Question

Two tuning forks when sounded together produced 4 beats/sec. The frequency of one fork is 256. The number of beats heard increases when the fork of frequency 256 is loaded with wax. The frequency of the other fork is

[CPMT 1976; MP PMT 1993]

• A. 504
• B. 520
• C. 260
• D. 252

Answer 1

The correct option is C

260

Suppose two tuning forks are named A and B with frequencies (known), $n_B$ = ? (unknown), and beat frequency x = 4 bps.

Frequency of unknown tuning fork may be

$n_B$ = 256 + 4 = 260 Hz
or = 256 - 4 = 252 Hz
It is given that on sounding waxed fork A (fork of frequency 256 Hz) and fork B, number of beats (beat frequency) increases.
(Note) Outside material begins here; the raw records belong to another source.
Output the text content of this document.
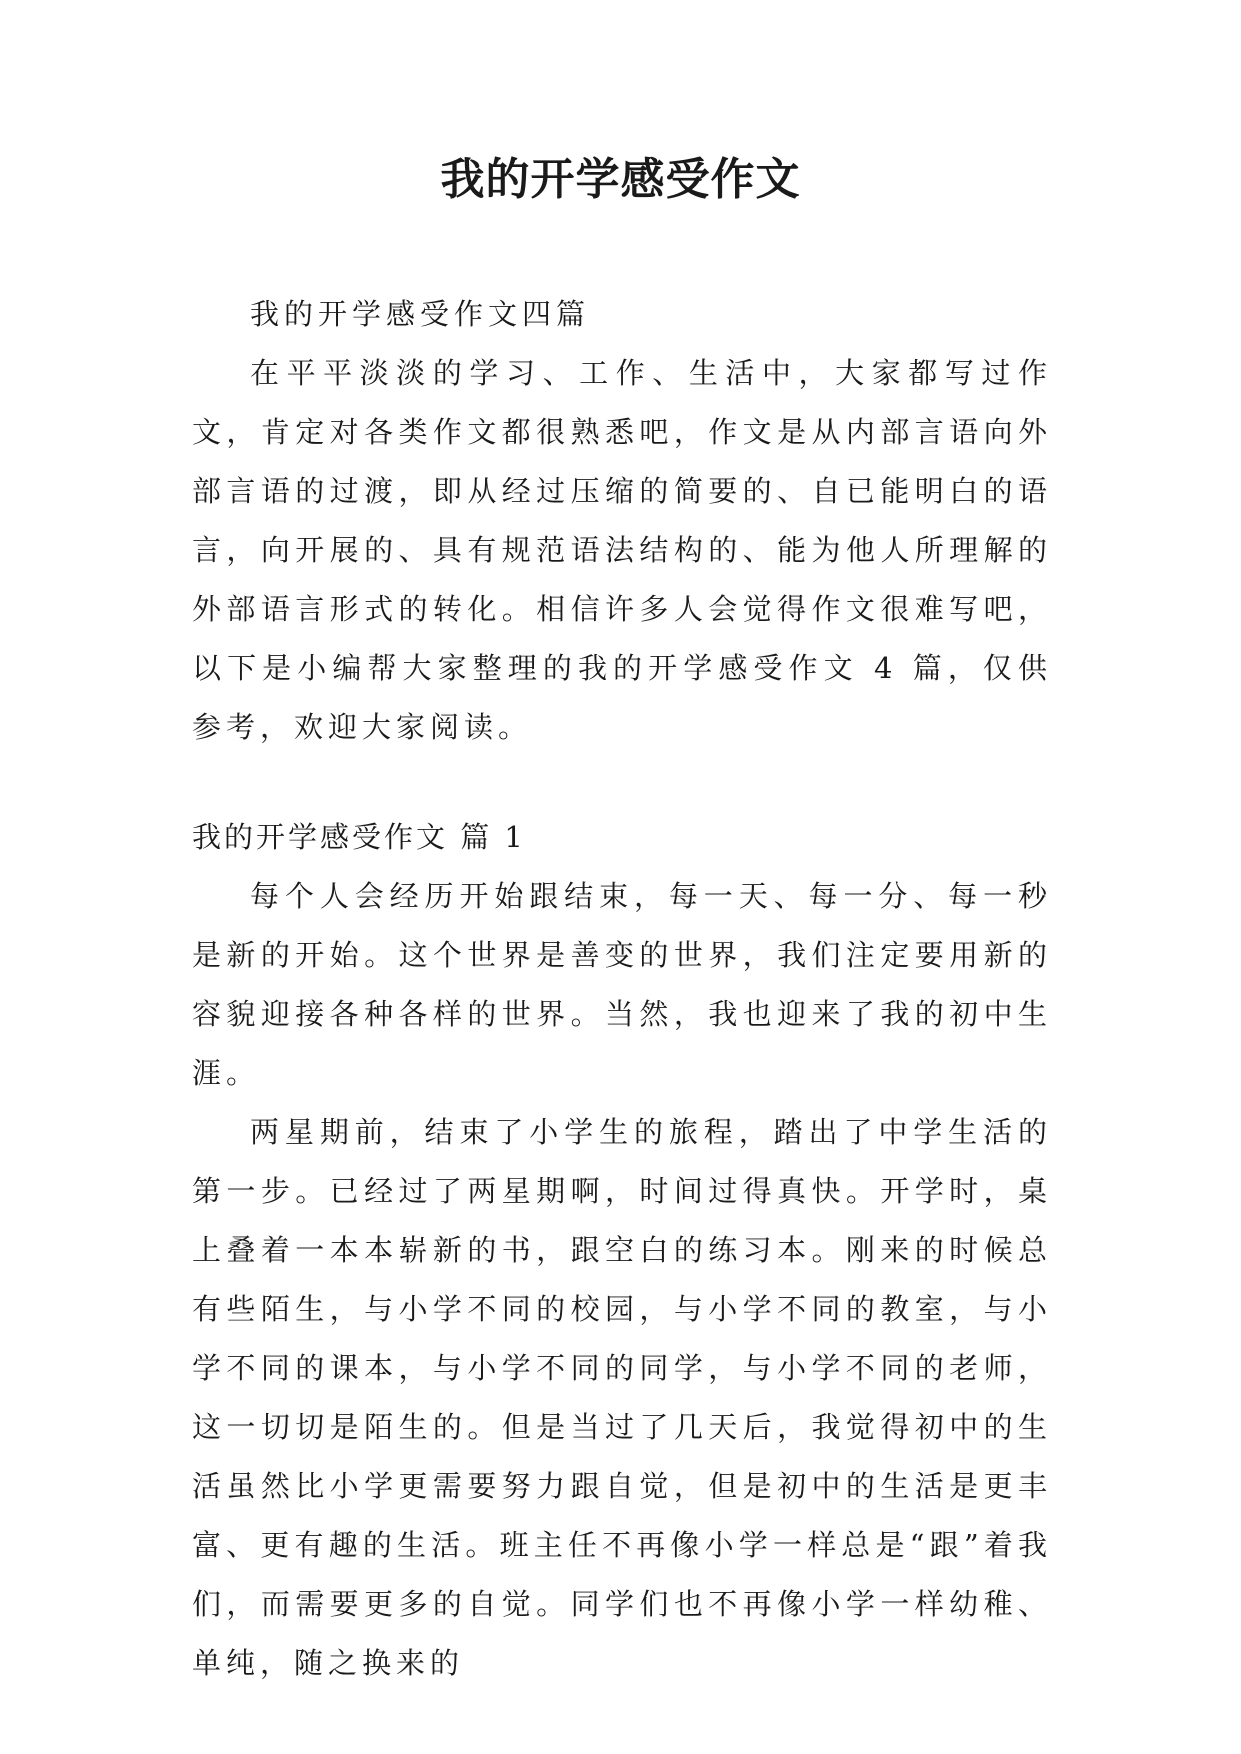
我的开学感受作文

我的开学感受作文四篇

在平平淡淡的学习、工作、生活中，大家都写过作文，肯定对各类作文都很熟悉吧，作文是从内部言语向外部言语的过渡，即从经过压缩的简要的、自已能明白的语言，向开展的、具有规范语法结构的、能为他人所理解的外部语言形式的转化。相信许多人会觉得作文很难写吧，以下是小编帮大家整理的我的开学感受作文 4 篇，仅供参考，欢迎大家阅读。

我的开学感受作文 篇 1

每个人会经历开始跟结束，每一天、每一分、每一秒是新的开始。这个世界是善变的世界，我们注定要用新的容貌迎接各种各样的世界。当然，我也迎来了我的初中生涯。

两星期前，结束了小学生的旅程，踏出了中学生活的第一步。已经过了两星期啊，时间过得真快。开学时，桌上叠着一本本崭新的书，跟空白的练习本。刚来的时候总有些陌生，与小学不同的校园，与小学不同的教室，与小学不同的课本，与小学不同的同学，与小学不同的老师，这一切切是陌生的。但是当过了几天后，我觉得初中的生活虽然比小学更需要努力跟自觉，但是初中的生活是更丰富、更有趣的生活。班主任不再像小学一样总是“跟”着我们，而需要更多的自觉。同学们也不再像小学一样幼稚、单纯，随之换来的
It means that with decrease in frequency of A, the difference in new frequency of A and the frequency of B has increased. This is possible only when the frequency of A while decreasing is moving away from the frequency of B.
This is possible only if $n_B$ = 260 Hz.

Alternate method : It is given $n_A$ = 256 Hz,$n_B$ = ? and x = 4 bps

Also after loading A (i.e. $n_A\downarrow$), beat frequency (i.e. x) increases ($\uparrow$).

Apply these informations in two possibilities to known the frequency of unknown tuning fork.

$n_A\downarrow$ - $n_B$ = x$\uparrow$ ..........(i)

$n_B$ - $n_A\downarrow$ = x$\uparrow$ .............(ii)

It is obvious that equation (i) is wrong (ii) is correct so

$n_B=n_A+x=256+4=260Hz$.